El silencio que se hizo entre ellos era ensordecedor, y Matt maldijo para sus adentros. Sally le hacía perder el juicio, siempre lo había hecho. Conocía al dedillo todos sus puntos sensibles, sus debilidades, y le encantaba jugar con ellos.

– Vale, vale, pero solo media hora. Nos veremos, enterraremos el hacha, nos declararemos oficialmente amigos y luego, por el amor de Dios, sal de mi vida antes de que me vuelva del todo loco.

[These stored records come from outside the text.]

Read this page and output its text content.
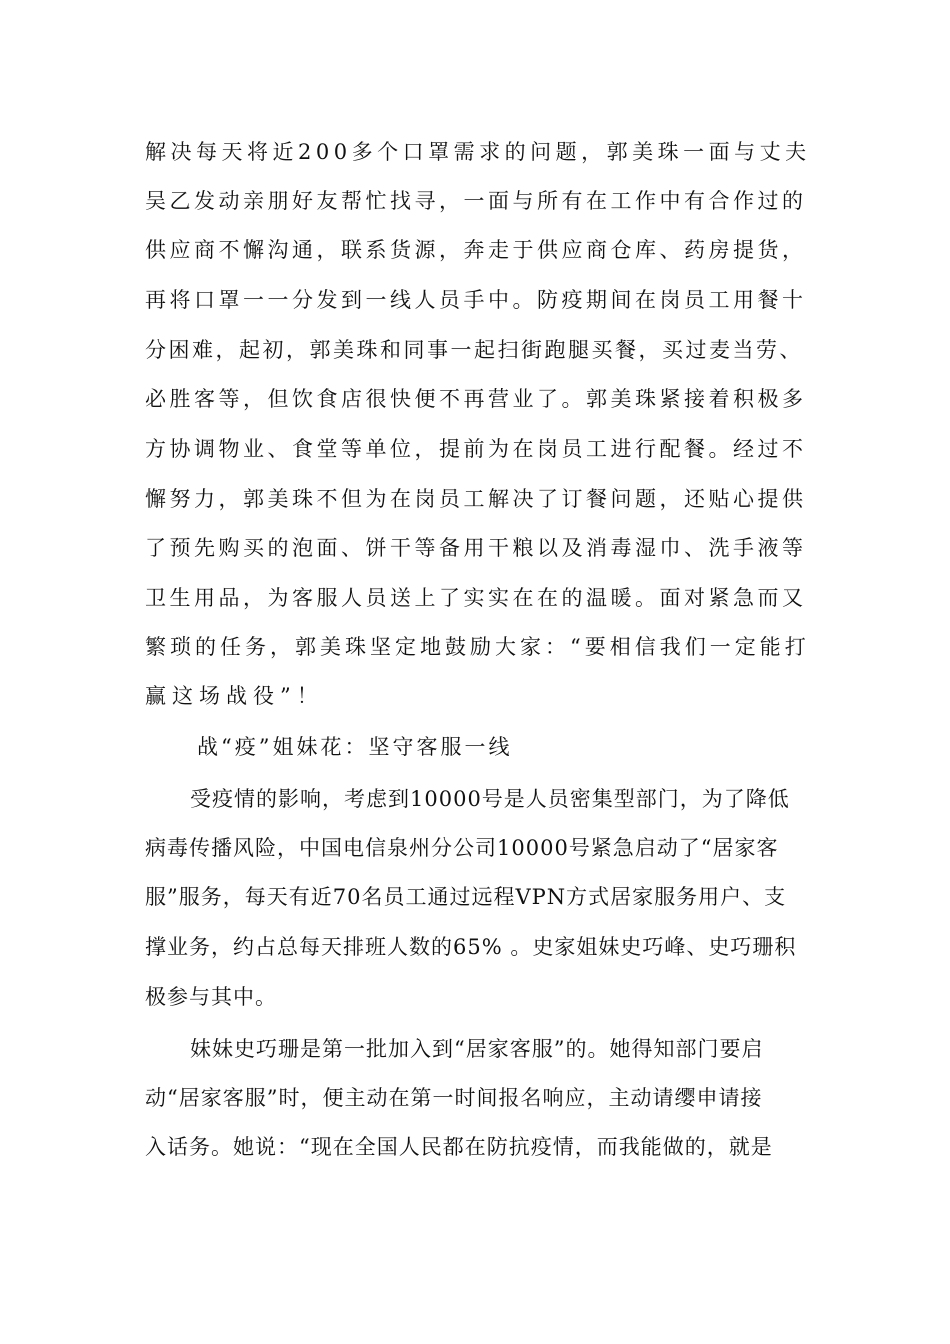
解决每天将近200多个口罩需求的问题，郭美珠一面与丈夫
吴乙发动亲朋好友帮忙找寻，一面与所有在工作中有合作过的
供应商不懈沟通，联系货源，奔走于供应商仓库、药房提货，
再将口罩一一分发到一线人员手中。防疫期间在岗员工用餐十
分困难，起初，郭美珠和同事一起扫街跑腿买餐，买过麦当劳、
必胜客等，但饮食店很快便不再营业了。郭美珠紧接着积极多
方协调物业、食堂等单位，提前为在岗员工进行配餐。经过不
懈努力，郭美珠不但为在岗员工解决了订餐问题，还贴心提供
了预先购买的泡面、饼干等备用干粮以及消毒湿巾、洗手液等
卫生用品，为客服人员送上了实实在在的温暖。面对紧急而又
繁琐的任务，郭美珠坚定地鼓励大家：“要相信我们一定能打
赢这场战役”！
战“疫”姐妹花：坚守客服一线
受疫情的影响，考虑到10000号是人员密集型部门，为了降低
病毒传播风险，中国电信泉州分公司10000号紧急启动了“居家客
服”服务，每天有近70名员工通过远程VPN方式居家服务用户、支
撑业务，约占总每天排班人数的65% 。史家姐妹史巧峰、史巧珊积
极参与其中。
妹妹史巧珊是第一批加入到“居家客服”的。她得知部门要启
动“居家客服”时，便主动在第一时间报名响应，主动请缨申请接
入话务。她说：“现在全国人民都在防抗疫情，而我能做的，就是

De nuevo había logrado llegar hasta él. Era su sino, el purgatorio en el que llevaba viviendo tanto tiempo después de que Sally lo condenara a él.

– Gracias, Matt -murmuró su ex mujer con dulzura-. Mañana a las seis. Ven a mi suite. No habrá nadie y podremos hablar.

– Hasta entonces -espetó él en tono gélido.

Estaba furioso consigo mismo por haber cedido. Por su parte, Sally rezaba por que no cancelara la cita. Sabía que si lo veía, aunque solo fuera durante media hora, todo podía cambiar, y lo peor de todo era que, al colgar el teléfono, Matt también lo sabía.